The answer to question #2 is also yes. You can generate fontconfig configuration files that limit what the system sees before you run the application, or even while it's running in most cases, though that wouldn't be application specific but desktop wide.
As far as the specification goes, doing your own if/then/else doesn't sound like the best idea, sounds rather messy. You should probably just use the functions provided by glib, unless you really want to avoid depending on it for whatever reason.

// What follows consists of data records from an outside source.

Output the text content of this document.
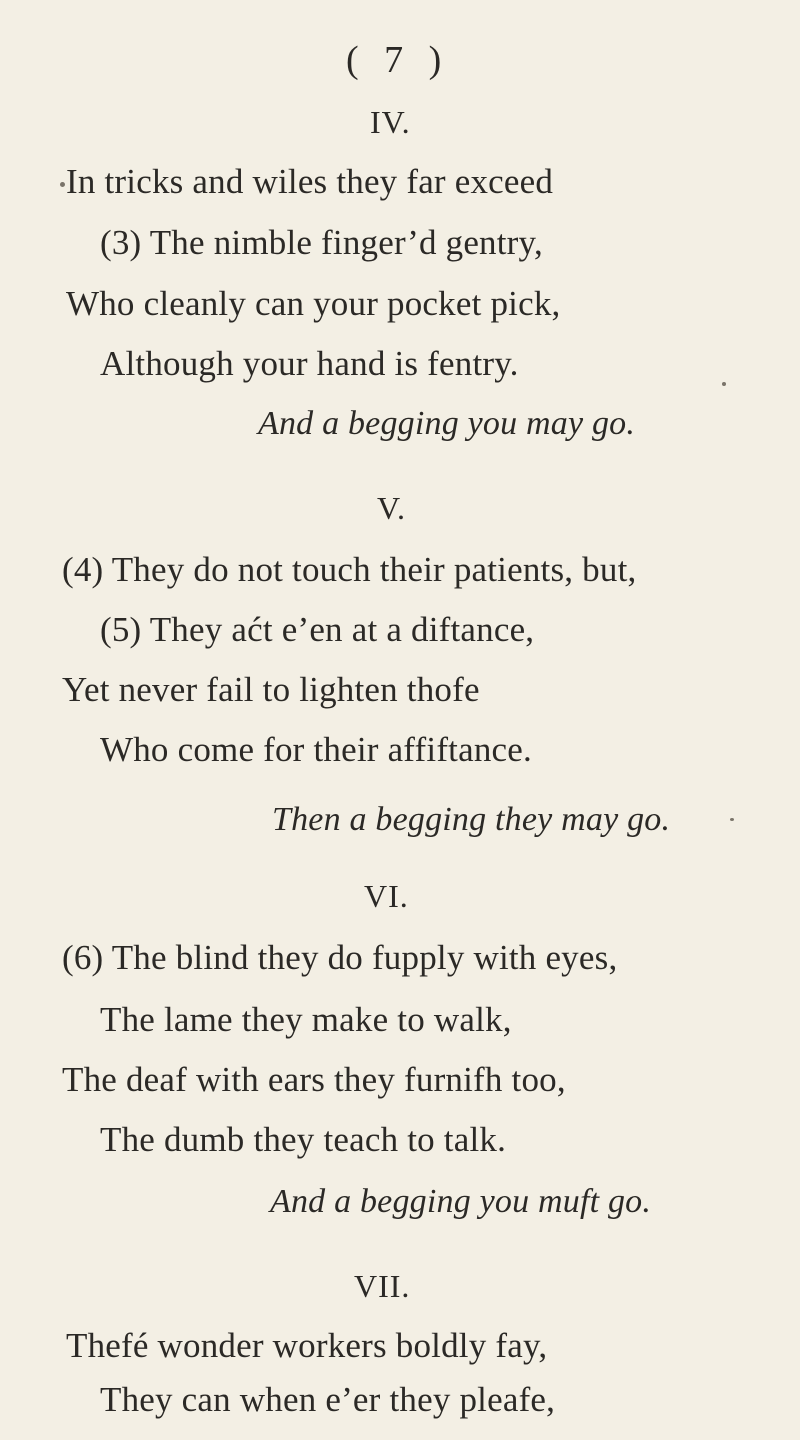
( 7 )
IV.
In tricks and wiles they far exceed
(3) The nimble finger’d gentry,
Who cleanly can your pocket pick,
Although your hand is fentry.
And a begging you may go.
V.
(4) They do not touch their patients, but,
(5) They aćt e’en at a diftance,
Yet never fail to lighten thofe
Who come for their affiftance.
Then a begging they may go.
VI.
(6) The blind they do fupply with eyes,
The lame they make to walk,
The deaf with ears they furnifh too,
The dumb they teach to talk.
And a begging you muft go.
VII.
Thefé wonder workers boldly fay,
They can when e’er they pleafe,
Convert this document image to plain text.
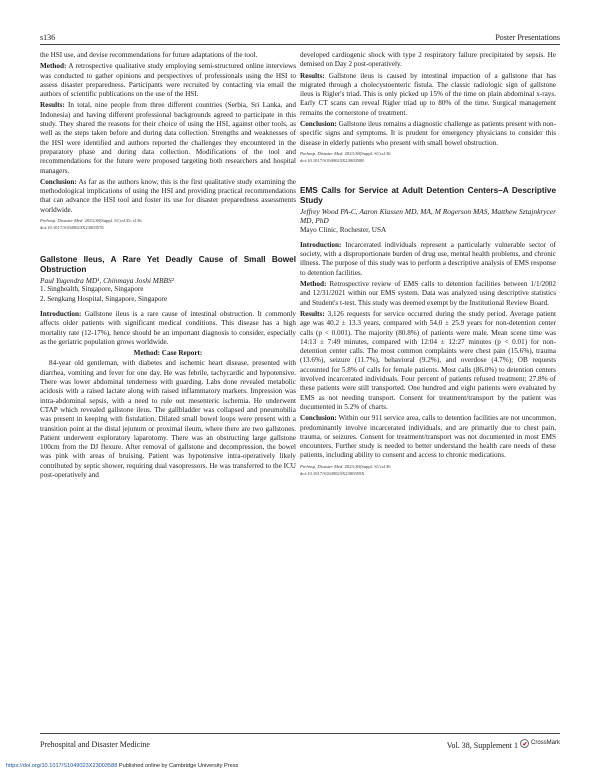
s136	Poster Presentations

the HSI use, and devise recommendations for future adaptations of the tool.

Method: A retrospective qualitative study employing semi-structured online interviews was conducted to gather opinions and perspectives of professionals using the HSI to assess disaster preparedness. Participants were recruited by contacting via email the authors of scientific publications on the use of the HSI.

Results: In total, nine people from three different countries (Serbia, Sri Lanka, and Indonesia) and having different professional backgrounds agreed to participate in this study. They shared the reasons for their choice of using the HSI, against other tools, as well as the steps taken before and during data collection. Strengths and weaknesses of the HSI were identified and authors reported the challenges they encountered in the preparatory phase and during data collection. Modifications of the tool and recommendations for the future were proposed targeting both researchers and hospital managers.

Conclusion: As far as the authors know, this is the first qualitative study examining the methodological implications of using the HSI and providing practical recommendations that can advance the HSI tool and foster its use for disaster preparedness assessments worldwide.

Prehosp. Disaster Med. 2023;38(Suppl. S1):s135–s136

doi:10.1017/S1049023X23003576

Gallstone Ileus, A Rare Yet Deadly Cause of Small Bowel Obstruction

Paul Yugendra MD¹, Chinmaya Joshi MBBS²

1. Singhealth, Singapore, Singapore

2. Sengkang Hospital, Singapore, Singapore

Introduction: Gallstone ileus is a rare cause of intestinal obstruction. It commonly affects older patients with significant medical conditions. This disease has a high mortality rate (12-17%), hence should be an important diagnosis to consider, especially as the geriatric population grows worldwide.

Method: Case Report:

84-year old gentleman, with diabetes and ischemic heart disease, presented with diarrhea, vomiting and fever for one day. He was febrile, tachycardic and hypotensive. There was lower abdominal tenderness with guarding. Labs done revealed metabolic acidosis with a raised lactate along with raised inflammatory markers. Impression was intra-abdominal sepsis, with a need to rule out mesenteric ischemia. He underwent CTAP which revealed gallstone ileus. The gallbladder was collapsed and pneumobilia was present in keeping with fistulation. Dilated small bowel loops were present with a transition point at the distal jejunum or proximal ileum, where there are two gallstones. Patient underwent exploratory laparotomy. There was an obstructing large gallstone 100cm from the DJ flexure. After removal of gallstone and decompression, the bowel was pink with areas of bruising. Patient was hypotensive intra-operatively likely contributed by septic shower, requiring dual vasopressors. He was transferred to the ICU post-operatively and

developed cardiogenic shock with type 2 respiratory failure precipitated by sepsis. He demised on Day 2 post-operatively.

Results: Gallstone ileus is caused by intestinal impaction of a gallstone that has migrated through a cholecystoenteric fistula. The classic radiologic sign of gallstone ileus is Rigler's triad. This is only picked up 15% of the time on plain abdominal x-rays. Early CT scans can reveal Rigler triad up to 80% of the time. Surgical management remains the cornerstone of treatment.

Conclusion: Gallstone ileus remains a diagnostic challenge as patients present with non-specific signs and symptoms. It is prudent for emergency physicians to consider this disease in elderly patients who present with small bowel obstruction.

Prehosp. Disaster Med. 2023;38(Suppl. S1):s136

doi:10.1017/S1049023X23003588

EMS Calls for Service at Adult Detention Centers–A Descriptive Study

Jeffrey Wood PA-C, Aaron Klassen MD, MA, M Rogerson MAS, Matthew Sztajnkrycer MD, PhD

Mayo Clinic, Rochester, USA

Introduction: Incarcerated individuals represent a particularly vulnerable sector of society, with a disproportionate burden of drug use, mental health problems, and chronic illness. The purpose of this study was to perform a descriptive analysis of EMS response to detention facilities.

Method: Retrospective review of EMS calls to detention facilities between 1/1/2002 and 12/31/2021 within our EMS system. Data was analyzed using descriptive statistics and Student's t-test. This study was deemed exempt by the Institutional Review Board.

Results: 3,126 requests for service occurred during the study period. Average patient age was 40.2 ± 13.3 years, compared with 54.0 ± 25.9 years for non-detention center calls (p < 0.001). The majority (80.8%) of patients were male. Mean scene time was 14:13 ± 7:49 minutes, compared with 12:04 ± 12:27 minutes (p < 0.01) for non-detention center calls. The most common complaints were chest pain (15.6%), trauma (13.6%), seizure (11.7%), behavioral (9.2%), and overdose (4.7%); OB requests accounted for 5.8% of calls for female patients. Most calls (86.0%) to detention centers involved incarcerated individuals. Four percent of patients refused treatment; 27.8% of these patients were still transported. One hundred and eight patients were evaluated by EMS as not needing transport. Consent for treatment/transport by the patient was documented in 5.2% of charts.

Conclusion: Within our 911 service area, calls to detention facilities are not uncommon, predominantly involve incarcerated individuals, and are primarily due to chest pain, trauma, or seizures. Consent for treatment/transport was not documented in most EMS encounters. Further study is needed to better understand the health care needs of these patients, including ability to consent and access to chronic medications.

Prehosp. Disaster Med. 2023;38(Suppl. S1):s136

doi:10.1017/S1049023X2300359X

Prehospital and Disaster Medicine	Vol. 38, Supplement 1 CrossMark
https://doi.org/10.1017/S1049023X23003588 Published online by Cambridge University Press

On Sep 11, 2017 5:13 AM, "Donn Ingle" <donn.ingle@xxxxxxxxx> wrote:
> Date: Sun, 10 Sep 2017 20:45:08 +1200
> From: Lawrence D'Oliveiro <ldo@xxxxxxxxxxxxxxxxxxx>
> To: fontconfig@lists.freedesktop.org
> Subject: Re: Two questions for too many fonts and
> Fontypython
> Message-ID: <20170910204508.7ce7a9fd@theon.geek-central.gen.nz >
> Content-Type: text/plain; charset=US-ASCII
>
> On Sun, 10 Sep 2017 10:26:05 +0200, Donn Ingle wrote:
>
> > I don't suppose this is a fontconfig problem, per se, but more one
> > for the gui people in GTK-etc-land.
> Apps can certainly use Fontconfig to help with this, by creating
> user-controlled configuration objects that only include fonts from
> specified paths.
I'd like to know more about this process.
1. Does it have to be each individual app developer who volunteers to do this? i.e. is it baked-into the code?
2. Can it be a general script/app that pre-manages fonts according to what software you are about to run?
(For e.g. I know I'm gonna be designing, so Gimp/Inkscape/Scribus are in my near future. I can wave my wand and say "Font-o-noisia-vanescere!" and — Poof! — a sane environment. I can then use whatever font manager to prepare specific fonts I want installed and start working.
It's not that I want to micro-manage fonts per application really. That would suck. I simply want a quieter, shorter list of them for certain kinds of work.)
> ~/.fonts is deprecated (do your bit to help reduce dotfile clutter!),
> you should use ~/.local/share/fonts instead.
I will begin to alter my assumptions in code right away. Is this correct?
https://specifications.freedesktop.org/basedir-spec/ basedir-spec-latest.html
There's a fairly tricksy cascade of if/thens in the "Environment variables" section concerning $XDG_* variables. Is that the recipe I should follow?